Énard écrit le flux de conscience de son personnage en une phrase ininterrompue qui court sur les vingt-quatre chapitres, — à l'exception de trois longs extraits d'un roman imaginaire d'un auteur libanais qui évoque une histoire d'amour prise dans le combat des Palestiniens à Beyrouth face à l'armée d'Israël en 1982. Cette écriture sans point ni paragraphe, uniquement jalonnée de virgules, demande au lecteur un effort constant et ne facilite pas les reprises de la lecture. Zone s'apparente ainsi à des œuvres du Nouveau Roman. Elle se place dans la continuité de La Modification de Michel Butor (1957) où le personnage appelé Léon Delmont prenait le train pour Rome afin d'y retrouver par surprise sa maîtresse, mais cette intention se modifiait à l'arrivée. On pense aussi à La Route des Flandres de Claude Simon (1960) remarquable par la répétition des mêmes scènes de la déroute de 1940 et donc la rupture du récit linéaire résultant des soubresauts de la mémoire, comme un précurseur de Zone.
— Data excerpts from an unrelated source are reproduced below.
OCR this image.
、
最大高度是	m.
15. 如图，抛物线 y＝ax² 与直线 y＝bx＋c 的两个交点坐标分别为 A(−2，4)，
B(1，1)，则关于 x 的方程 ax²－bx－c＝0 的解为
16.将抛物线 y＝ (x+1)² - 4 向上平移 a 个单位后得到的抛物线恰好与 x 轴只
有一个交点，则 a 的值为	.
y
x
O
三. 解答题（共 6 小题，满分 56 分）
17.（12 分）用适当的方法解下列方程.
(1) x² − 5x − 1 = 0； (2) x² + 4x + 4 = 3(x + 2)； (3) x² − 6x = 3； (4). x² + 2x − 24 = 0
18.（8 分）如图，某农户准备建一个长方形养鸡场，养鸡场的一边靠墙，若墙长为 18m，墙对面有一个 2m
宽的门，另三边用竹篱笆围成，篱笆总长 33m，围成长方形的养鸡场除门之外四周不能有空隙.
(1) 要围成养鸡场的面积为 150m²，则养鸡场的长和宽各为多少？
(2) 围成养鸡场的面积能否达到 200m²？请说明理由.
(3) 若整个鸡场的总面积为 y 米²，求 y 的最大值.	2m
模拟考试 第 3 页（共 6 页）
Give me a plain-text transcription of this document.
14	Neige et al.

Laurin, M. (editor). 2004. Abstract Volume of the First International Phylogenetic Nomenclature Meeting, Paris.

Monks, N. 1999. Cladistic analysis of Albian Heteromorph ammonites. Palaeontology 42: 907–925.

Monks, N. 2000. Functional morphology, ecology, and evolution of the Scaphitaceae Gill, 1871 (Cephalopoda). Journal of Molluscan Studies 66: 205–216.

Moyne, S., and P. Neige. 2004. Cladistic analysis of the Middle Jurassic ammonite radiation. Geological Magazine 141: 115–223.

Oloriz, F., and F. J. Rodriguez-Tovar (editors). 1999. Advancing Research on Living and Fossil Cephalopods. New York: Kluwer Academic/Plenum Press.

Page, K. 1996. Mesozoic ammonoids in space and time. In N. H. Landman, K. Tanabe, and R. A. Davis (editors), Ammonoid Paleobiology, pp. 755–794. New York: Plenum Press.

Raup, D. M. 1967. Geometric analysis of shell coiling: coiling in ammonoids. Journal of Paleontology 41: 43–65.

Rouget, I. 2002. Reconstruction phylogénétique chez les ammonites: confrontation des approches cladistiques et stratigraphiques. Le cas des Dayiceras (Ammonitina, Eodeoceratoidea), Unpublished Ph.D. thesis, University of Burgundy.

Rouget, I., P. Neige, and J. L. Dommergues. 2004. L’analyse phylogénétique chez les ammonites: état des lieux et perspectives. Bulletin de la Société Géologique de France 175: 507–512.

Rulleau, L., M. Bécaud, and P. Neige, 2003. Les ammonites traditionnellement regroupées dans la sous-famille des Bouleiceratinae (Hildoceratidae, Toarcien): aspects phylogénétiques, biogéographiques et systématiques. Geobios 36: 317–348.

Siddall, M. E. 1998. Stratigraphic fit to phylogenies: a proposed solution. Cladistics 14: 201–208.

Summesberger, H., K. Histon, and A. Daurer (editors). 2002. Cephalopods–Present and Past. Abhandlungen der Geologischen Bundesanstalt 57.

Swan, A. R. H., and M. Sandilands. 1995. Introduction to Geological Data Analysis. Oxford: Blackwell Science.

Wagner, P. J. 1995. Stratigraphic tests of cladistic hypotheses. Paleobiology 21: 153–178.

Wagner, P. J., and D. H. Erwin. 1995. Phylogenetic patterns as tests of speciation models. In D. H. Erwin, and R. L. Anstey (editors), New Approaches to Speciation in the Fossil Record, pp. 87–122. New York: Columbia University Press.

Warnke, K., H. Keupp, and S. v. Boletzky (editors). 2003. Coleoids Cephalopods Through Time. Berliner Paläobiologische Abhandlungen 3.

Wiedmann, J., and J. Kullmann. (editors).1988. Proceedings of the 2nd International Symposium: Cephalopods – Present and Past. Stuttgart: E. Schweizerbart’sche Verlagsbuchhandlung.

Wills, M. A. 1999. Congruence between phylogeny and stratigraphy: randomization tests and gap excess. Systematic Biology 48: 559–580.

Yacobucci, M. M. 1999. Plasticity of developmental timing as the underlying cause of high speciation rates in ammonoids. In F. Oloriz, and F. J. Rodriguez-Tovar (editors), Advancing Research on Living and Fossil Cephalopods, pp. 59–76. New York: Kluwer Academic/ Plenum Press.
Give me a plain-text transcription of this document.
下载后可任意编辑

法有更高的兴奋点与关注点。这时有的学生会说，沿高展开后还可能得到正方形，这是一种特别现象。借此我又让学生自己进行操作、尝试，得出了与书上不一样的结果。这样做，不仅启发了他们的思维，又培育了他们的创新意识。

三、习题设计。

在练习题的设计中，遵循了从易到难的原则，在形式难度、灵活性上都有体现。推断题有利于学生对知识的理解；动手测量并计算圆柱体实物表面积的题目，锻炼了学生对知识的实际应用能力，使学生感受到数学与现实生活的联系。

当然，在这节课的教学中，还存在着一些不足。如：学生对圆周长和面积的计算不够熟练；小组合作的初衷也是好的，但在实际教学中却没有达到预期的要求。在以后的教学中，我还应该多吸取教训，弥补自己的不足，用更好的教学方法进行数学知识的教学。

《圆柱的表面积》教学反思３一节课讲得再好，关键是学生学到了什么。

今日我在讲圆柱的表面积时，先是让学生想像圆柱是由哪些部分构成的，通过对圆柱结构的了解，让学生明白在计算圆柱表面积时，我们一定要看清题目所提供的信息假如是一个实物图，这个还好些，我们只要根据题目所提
Avec son amie Stéphanie qui n'emporte en voyage que Proust et Céline, c'est aussi une aventure littéraire que Francis nous dévoile d'abord parce que Zone fourmille de références à la littérature classique, depuis l'Iliade et l'Odyssée, et l'on voit les dieux de l'Olympe intervenir dans la vie du combattant croate comme dans la guerre de Troie. Et il doit rejoindre Sashka dans son atelier du Trastevere comme Ulysse vers Pénélope. Les clins d'œil, les emprunts, les allusions forment une immense anthologie qui se réfère aussi à Dante, pour l'Enfer bien sûr, à Cervantès qu'on retrouve bataillant sur mer à Lépante, comme à des auteurs modernes. A Tanger ce sont Bowles, Burroughs et Genet qui montent dans le train de sa mémoire. En Italie, c'est Ezra Pound, le poète fasciste et alcoolique qui se rappelle à lui, après Malcolm Lowry, autre alcoolique notoire. Ce ne sont là que bribes d'un livre d'une prodigieuse richesse.

 

Pour conclure, Zone reste un roman extraordinaire qui a propulsé Mathias Énard dans le cercle des grands écrivains français. C'est déjà un classique du XXIe siècle. Mais il faut bien reconnaître que beaucoup d'éléments politiques et culturels inclus dans ce roman sont autant de prérequis ignorés d'un large public jeune ou populaire. Bref, c'est une œuvre éminemment élitiste.

 

Mathias Énard : Zone. - Actes Sud, 2008 et Babel, 2010. 516 pages.

 

 

Une nouvelle participation au challenge des Pavés de l'été 2024 organisé par Sibylline.